Die EU muss endlich ihre Hausaufgaben machen, denn aufgrund des neuen Freihandelsabkommens Mercosur könnte Paraguay die Menge seiner Fleischimporte in die EU vervierfachen. Und das vollkommen ohne Sanktionsmöglichkeiten für die EU. Um die fortschreitende Zerstörung zu verhindern, muss dringend ein europäisches Lieferkettengesetz eingeführt werden.

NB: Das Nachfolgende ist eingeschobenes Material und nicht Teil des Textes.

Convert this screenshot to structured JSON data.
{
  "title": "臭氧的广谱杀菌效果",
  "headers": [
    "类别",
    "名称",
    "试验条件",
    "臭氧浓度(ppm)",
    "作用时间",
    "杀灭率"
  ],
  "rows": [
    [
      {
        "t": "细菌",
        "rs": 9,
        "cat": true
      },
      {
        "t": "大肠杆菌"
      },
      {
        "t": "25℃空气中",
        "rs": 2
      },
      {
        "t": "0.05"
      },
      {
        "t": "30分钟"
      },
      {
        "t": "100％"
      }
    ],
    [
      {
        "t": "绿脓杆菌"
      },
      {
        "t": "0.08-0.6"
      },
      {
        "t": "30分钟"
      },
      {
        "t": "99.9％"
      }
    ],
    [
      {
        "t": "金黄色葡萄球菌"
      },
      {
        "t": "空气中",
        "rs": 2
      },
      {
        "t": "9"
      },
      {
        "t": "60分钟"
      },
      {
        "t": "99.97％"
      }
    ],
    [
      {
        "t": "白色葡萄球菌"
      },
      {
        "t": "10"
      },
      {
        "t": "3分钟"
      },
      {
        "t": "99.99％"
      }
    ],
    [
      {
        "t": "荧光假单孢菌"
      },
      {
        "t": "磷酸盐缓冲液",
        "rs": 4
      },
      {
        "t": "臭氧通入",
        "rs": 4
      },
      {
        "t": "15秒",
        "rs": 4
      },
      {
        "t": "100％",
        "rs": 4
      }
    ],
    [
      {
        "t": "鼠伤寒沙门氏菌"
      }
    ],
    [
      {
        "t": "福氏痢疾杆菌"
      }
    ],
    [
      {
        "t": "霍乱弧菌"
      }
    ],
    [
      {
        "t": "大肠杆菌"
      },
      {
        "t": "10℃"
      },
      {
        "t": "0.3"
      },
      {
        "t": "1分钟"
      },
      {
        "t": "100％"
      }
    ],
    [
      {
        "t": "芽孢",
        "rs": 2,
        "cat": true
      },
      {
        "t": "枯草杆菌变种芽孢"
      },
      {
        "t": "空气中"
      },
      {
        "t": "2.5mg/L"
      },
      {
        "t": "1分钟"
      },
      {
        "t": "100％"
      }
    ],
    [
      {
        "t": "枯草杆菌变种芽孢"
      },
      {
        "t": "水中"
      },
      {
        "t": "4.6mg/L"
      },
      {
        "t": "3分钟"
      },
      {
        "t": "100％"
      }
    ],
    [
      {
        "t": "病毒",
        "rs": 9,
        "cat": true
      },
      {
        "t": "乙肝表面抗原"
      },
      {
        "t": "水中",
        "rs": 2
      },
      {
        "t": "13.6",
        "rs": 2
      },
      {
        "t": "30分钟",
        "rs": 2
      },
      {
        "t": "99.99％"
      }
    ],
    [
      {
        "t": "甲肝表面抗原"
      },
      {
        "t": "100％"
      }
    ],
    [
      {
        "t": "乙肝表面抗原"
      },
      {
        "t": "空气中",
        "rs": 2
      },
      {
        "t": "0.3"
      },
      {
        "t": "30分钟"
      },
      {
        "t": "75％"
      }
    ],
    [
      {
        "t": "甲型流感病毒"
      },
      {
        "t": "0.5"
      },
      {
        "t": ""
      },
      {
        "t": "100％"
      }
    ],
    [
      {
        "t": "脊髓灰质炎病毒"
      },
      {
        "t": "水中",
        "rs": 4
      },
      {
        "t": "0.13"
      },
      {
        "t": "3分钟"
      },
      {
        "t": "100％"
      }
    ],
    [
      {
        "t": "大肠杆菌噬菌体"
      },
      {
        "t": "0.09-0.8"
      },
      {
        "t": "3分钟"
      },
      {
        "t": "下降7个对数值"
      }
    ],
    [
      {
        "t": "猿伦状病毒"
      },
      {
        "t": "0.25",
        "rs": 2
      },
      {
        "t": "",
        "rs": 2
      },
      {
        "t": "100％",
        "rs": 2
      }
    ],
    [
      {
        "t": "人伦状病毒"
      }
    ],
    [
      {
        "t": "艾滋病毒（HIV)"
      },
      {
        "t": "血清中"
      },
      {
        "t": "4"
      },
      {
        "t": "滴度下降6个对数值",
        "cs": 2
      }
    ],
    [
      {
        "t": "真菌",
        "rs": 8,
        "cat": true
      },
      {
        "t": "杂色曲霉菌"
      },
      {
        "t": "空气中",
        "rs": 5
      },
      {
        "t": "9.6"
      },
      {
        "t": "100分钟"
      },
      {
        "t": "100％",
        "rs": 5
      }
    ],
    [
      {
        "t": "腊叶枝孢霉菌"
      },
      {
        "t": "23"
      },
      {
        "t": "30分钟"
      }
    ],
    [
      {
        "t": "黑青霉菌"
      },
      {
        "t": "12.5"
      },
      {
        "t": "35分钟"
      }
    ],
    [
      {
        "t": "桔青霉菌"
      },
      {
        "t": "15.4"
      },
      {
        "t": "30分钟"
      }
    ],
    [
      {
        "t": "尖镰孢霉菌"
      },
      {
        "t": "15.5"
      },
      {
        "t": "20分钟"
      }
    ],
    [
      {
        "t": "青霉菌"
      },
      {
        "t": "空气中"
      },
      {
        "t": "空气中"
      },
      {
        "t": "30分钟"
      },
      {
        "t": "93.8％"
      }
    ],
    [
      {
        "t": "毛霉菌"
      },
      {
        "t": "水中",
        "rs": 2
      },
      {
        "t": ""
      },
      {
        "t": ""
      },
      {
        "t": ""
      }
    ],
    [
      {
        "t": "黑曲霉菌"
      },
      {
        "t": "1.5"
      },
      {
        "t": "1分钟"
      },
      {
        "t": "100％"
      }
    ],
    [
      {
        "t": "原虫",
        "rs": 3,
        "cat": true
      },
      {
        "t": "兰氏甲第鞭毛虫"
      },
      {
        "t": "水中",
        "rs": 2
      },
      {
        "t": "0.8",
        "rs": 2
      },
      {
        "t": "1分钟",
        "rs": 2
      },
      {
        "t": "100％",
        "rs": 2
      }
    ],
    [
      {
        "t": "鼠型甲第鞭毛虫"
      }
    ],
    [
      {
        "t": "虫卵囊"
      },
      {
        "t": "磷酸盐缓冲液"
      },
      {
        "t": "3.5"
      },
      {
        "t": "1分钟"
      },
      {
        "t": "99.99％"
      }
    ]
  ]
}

Sonst, sagt Karen Colman, hat der Wald keine Chance: "Was Europa und die USA von so kleinen, unterentwickelten Staaten unterscheidet, ist, dass es hier zu viel Straflosigkeit gibt. Ich glaube, es gibt alles: Gesetze, Regulierungen, Studien, Alarme, aber man bestraft nicht, wenn so was passiert. Diese Struktur macht, dass ich allein bin. Man hört meine Stimme nicht. Schlimmer als die Korruption ist, dass man Umweltverbrechen nicht bestraft. Nie."